Otoritas Ekuador mengatakan seorang tersangka bersenjata di lokasi tersebut kemudian tewas dalam baku tembak. Tersangka tersebut dan enam orang lain yang telah ditahan adalah warga negara Kolombia, menurut pihak kepolisian.

Berada di Pengasingan

Tahun lalu, Villavicencio, mengatakan bahwa dia telah menjadi target pembunuhan ketika rumahnya di Quito diserang dengan tembakan. Sejak tahun 2010, Villavicencio juga menghabiskan beberapa periode, beberapa di antaranya berlangsung selama bertahun-tahun, bersembunyi atau diasingkan.

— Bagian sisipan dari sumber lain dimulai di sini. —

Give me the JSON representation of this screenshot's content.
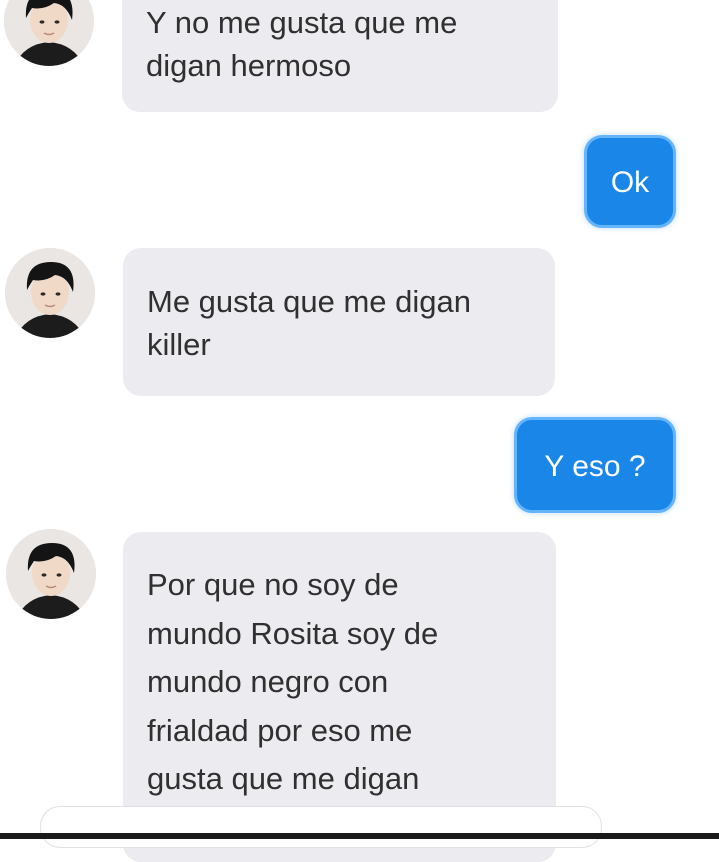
{
  "conversation": {
    "messages": [
      {
        "sender": "contact",
        "text": "Y no me gusta que me\ndigan hermoso"
      },
      {
        "sender": "me",
        "text": "Ok"
      },
      {
        "sender": "contact",
        "text": "Me gusta que me digan\nkiller"
      },
      {
        "sender": "me",
        "text": "Y eso ?"
      },
      {
        "sender": "contact",
        "text": "Por que no soy de\nmundo Rosita soy de\nmundo negro con\nfrialdad por eso me\ngusta que me digan\nkiller"
      }
    ]
  },
  "colors": {
    "outgoing_bubble": "#1a86e8",
    "incoming_bubble": "#ebebf0",
    "background": "#ffffff"
  }
}
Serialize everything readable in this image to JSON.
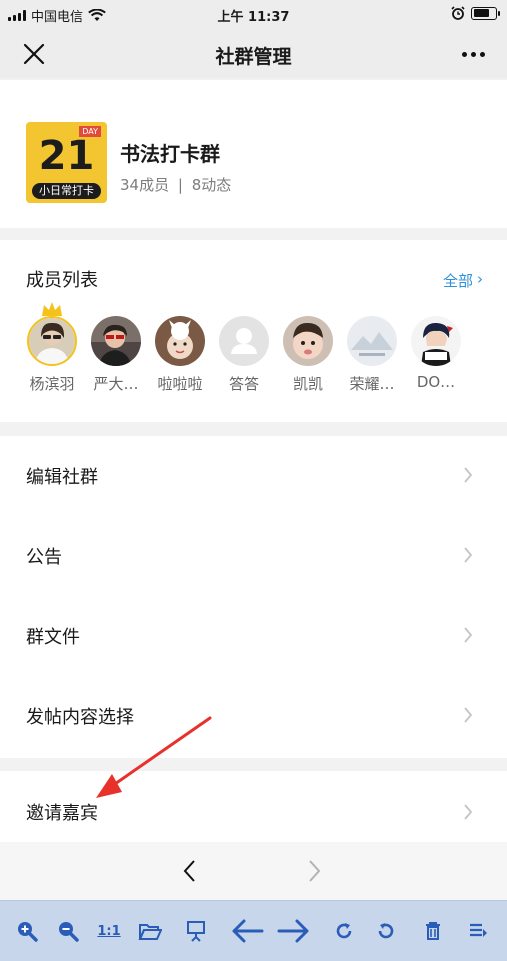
{
  "status_bar": {
    "carrier": "中国电信",
    "time": "上午 11:37"
  },
  "nav": {
    "title": "社群管理"
  },
  "group": {
    "logo": {
      "day": "DAY",
      "number": "21",
      "caption": "小日常打卡"
    },
    "name": "书法打卡群",
    "members_count": "34成员",
    "posts_count": "8动态"
  },
  "members": {
    "title": "成员列表",
    "all_label": "全部",
    "list": [
      {
        "name": "杨滨羽",
        "color": "#c9b79a"
      },
      {
        "name": "严大…",
        "color": "#6e5d58"
      },
      {
        "name": "啦啦啦",
        "color": "#8c6a52"
      },
      {
        "name": "答答",
        "color": "#dcdcdc"
      },
      {
        "name": "凯凯",
        "color": "#b9a79a"
      },
      {
        "name": "荣耀…",
        "color": "#d9dfe8"
      },
      {
        "name": "DO…",
        "color": "#f0f0f0"
      }
    ]
  },
  "menu": {
    "items": [
      {
        "label": "编辑社群"
      },
      {
        "label": "公告"
      },
      {
        "label": "群文件"
      },
      {
        "label": "发帖内容选择"
      }
    ],
    "invite_label": "邀请嘉宾"
  },
  "colors": {
    "accent": "#2f8fd8",
    "arrow": "#e8312a",
    "toolbar_icon": "#2a5db8"
  },
  "toolbar": {
    "one_to_one_label": "1:1"
  }
}
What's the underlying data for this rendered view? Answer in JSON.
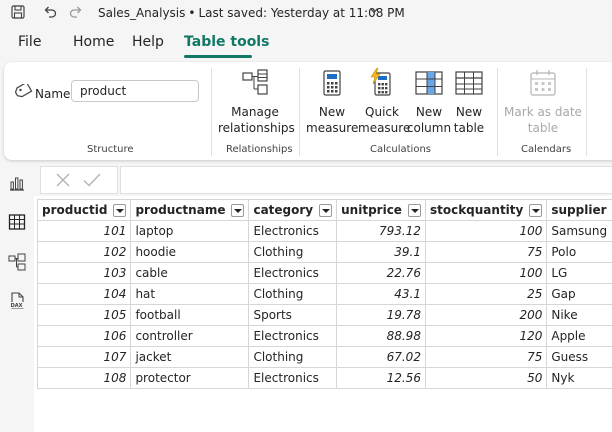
{
  "titlebar": {
    "file_name": "Sales_Analysis",
    "separator": "•",
    "last_saved": "Last saved: Yesterday at 11:08 PM"
  },
  "menu": {
    "tabs": [
      {
        "label": "File"
      },
      {
        "label": "Home"
      },
      {
        "label": "Help"
      },
      {
        "label": "Table tools"
      }
    ],
    "active_tab": "Table tools",
    "accent_color": "#117865"
  },
  "ribbon": {
    "structure": {
      "name_label": "Name",
      "name_value": "product",
      "group_label": "Structure"
    },
    "relationships": {
      "manage_label": "Manage\nrelationships",
      "group_label": "Relationships"
    },
    "calculations": {
      "new_measure_label": "New\nmeasure",
      "quick_measure_label": "Quick\nmeasure",
      "new_column_label": "New\ncolumn",
      "new_table_label": "New\ntable",
      "group_label": "Calculations"
    },
    "calendars": {
      "mark_as_date_label": "Mark as date\ntable",
      "group_label": "Calendars"
    }
  },
  "left_rail": {
    "icons": [
      "report-view-icon",
      "table-view-icon",
      "model-view-icon",
      "dax-query-icon"
    ]
  },
  "table": {
    "columns": [
      "productid",
      "productname",
      "category",
      "unitprice",
      "stockquantity",
      "supplier"
    ],
    "rows": [
      [
        "101",
        "laptop",
        "Electronics",
        "793.12",
        "100",
        "Samsung"
      ],
      [
        "102",
        "hoodie",
        "Clothing",
        "39.1",
        "75",
        "Polo"
      ],
      [
        "103",
        "cable",
        "Electronics",
        "22.76",
        "100",
        "LG"
      ],
      [
        "104",
        "hat",
        "Clothing",
        "43.1",
        "25",
        "Gap"
      ],
      [
        "105",
        "football",
        "Sports",
        "19.78",
        "200",
        "Nike"
      ],
      [
        "106",
        "controller",
        "Electronics",
        "88.98",
        "120",
        "Apple"
      ],
      [
        "107",
        "jacket",
        "Clothing",
        "67.02",
        "75",
        "Guess"
      ],
      [
        "108",
        "protector",
        "Electronics",
        "12.56",
        "50",
        "Nyk"
      ]
    ],
    "numeric_columns": [
      0,
      3,
      4
    ]
  }
}
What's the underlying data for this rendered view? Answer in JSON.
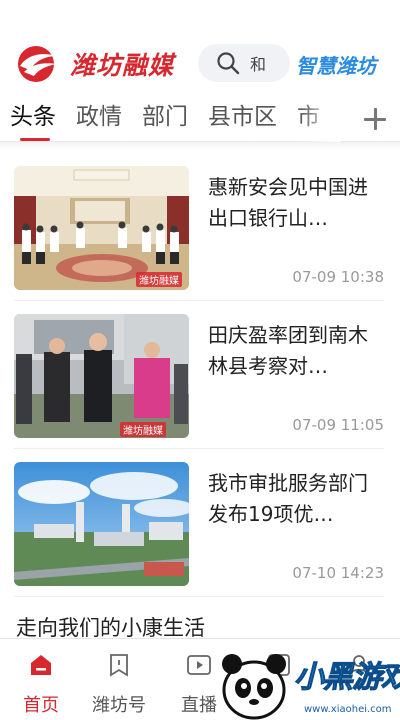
{
  "header": {
    "logo_text": "潍坊融媒",
    "search_placeholder": "和",
    "brand2": "智慧潍坊"
  },
  "tabs": [
    {
      "label": "头条",
      "active": true
    },
    {
      "label": "政情"
    },
    {
      "label": "部门"
    },
    {
      "label": "县市区"
    },
    {
      "label": "市"
    }
  ],
  "news": [
    {
      "title": "惠新安会见中国进出口银行山…",
      "time": "07-09 10:38",
      "watermark": "潍坊融媒"
    },
    {
      "title": "田庆盈率团到南木林县考察对…",
      "time": "07-09 11:05",
      "watermark": "潍坊融媒"
    },
    {
      "title": "我市审批服务部门发布19项优…",
      "time": "07-10 14:23"
    }
  ],
  "plain_item": "走向我们的小康生活",
  "bottom_nav": [
    {
      "label": "首页",
      "icon": "home-icon",
      "active": true
    },
    {
      "label": "潍坊号",
      "icon": "bookmark-icon"
    },
    {
      "label": "直播",
      "icon": "video-icon"
    },
    {
      "label": "",
      "icon": "grid-icon"
    },
    {
      "label": "",
      "icon": "user-icon"
    }
  ],
  "watermark": {
    "brand": "小黑游戏",
    "url": "www.xiaohei.com"
  },
  "colors": {
    "accent": "#d7282f",
    "brand_blue": "#2a8be0"
  }
}
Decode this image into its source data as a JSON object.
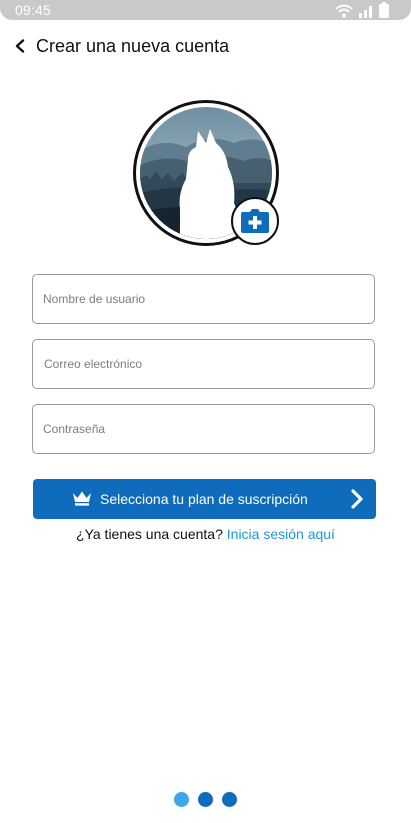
{
  "status_bar": {
    "time": "09:45"
  },
  "header": {
    "title": "Crear una nueva cuenta"
  },
  "form": {
    "username_placeholder": "Nombre de usuario",
    "email_placeholder": "Correo electrónico",
    "password_placeholder": "Contraseña"
  },
  "cta": {
    "label": "Selecciona tu plan de suscripción"
  },
  "login": {
    "prompt": "¿Ya tienes una cuenta?",
    "link": "Inicia sesión aquí"
  },
  "pagination": {
    "total": 3,
    "current": 1
  },
  "colors": {
    "accent": "#0f6cbd",
    "link": "#1c9ad6",
    "dot_active": "#3fa6ea",
    "status_bar": "#c9c9c9"
  },
  "icons": [
    "back-chevron-icon",
    "wifi-icon",
    "signal-icon",
    "battery-icon",
    "camera-add-icon",
    "crown-icon",
    "chevron-right-icon"
  ]
}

Terkadang dia berlindung dengan masyarakat adat di wilayah Amazon Ekuador atau di negara tetangga Peru. Sepuluh tahun yang lalu, penyelidikan Reuters yang sebagian didasarkan pada dokumen rahasia, kontrak, dan email yang diperoleh Villavicencio, memperlihatkan bagaimana pemerintah China dan perusahaan minyak milik negara mengendalikan lebih dari 90% ekspor minyak Ekuador.

Setahun kemudian, pada tahun 2014, Villavicencio melarikan diri untuk menghindari hukuman atas tuduhan pencemaran nama baik terhadap Presiden saat itu, Correa. Correa menuduh Villavicencio melakukan spionase dan meretas email pemerintah.

Villavicencio berasal dari latar belakang kota kecil yang sederhana dan pindah ke Quito saat remaja. Pada usia 18 tahun, dia memicu kemarahan otoritas dengan surat kabar yang didirikannya bernama Prensa Obrera, atau The Workers Press, yang fokus pada hak-hak buruh.

Jurnalisme investigasi yang dilakukannya terus berlanjut hingga kehidupan selanjutnya. Dia menulis buku tentang korupsi dan polusi yang terkait dengan sektor minyak yang berkembang pesat di Ekuador.

Pada tahun 2017, dia melarikan diri ke Peru mencari suaka politik, meninggalkan istrinya dan dua anak kecil. Dia kembali ke Ekuador pada tahun 2018, ketika tuduhan pencemaran nama baik dan spionase terhadapnya dicabut.

Dia memenangkan kursi di Majelis Nasional negara itu pada tahun 2021 sebagai kandidat independen dan memimpin komite pengawasan pemerintah mengajukan laporan penyelidikan kepada jaksa federal dan Presiden Guillermo Lasso.

Salah satunya, yang disebut “Laporan Petrochina,” merupakan puncak dari sepuluh tahun penyelidikan tentang bagaimana negara itu membiarkan China mengambil kendali atas sebagian besar ekspor minyaknya sebagai imbalan miliaran dolar pinjaman pemerintah.

Villavicencio, yang pernah bekerja di perusahaan minyak milik negara, Petroecuador, pada awal kariernya, mengklaim bahwa kesepakatan pinjaman tersebut penuh dengan korupsi dan merusak keuangan negara.

Di antara tuduhan dalam laporannya yakni Ekuador kehilangan setidaknya US$5 miliar pendapatan minyak karena pejabat meminta suap senilai sekitar US$70 juta dari perusahaan perdagangan minyak global.

Villavicencio bertugas di majelis tersebut hingga masa jabatannya berakhir bulan Mei, ketika Lasso yang tengah terjerat tuduhan korupsi, membubarkan lembaga legislatif untuk menghindari kemungkinan pemakzulan.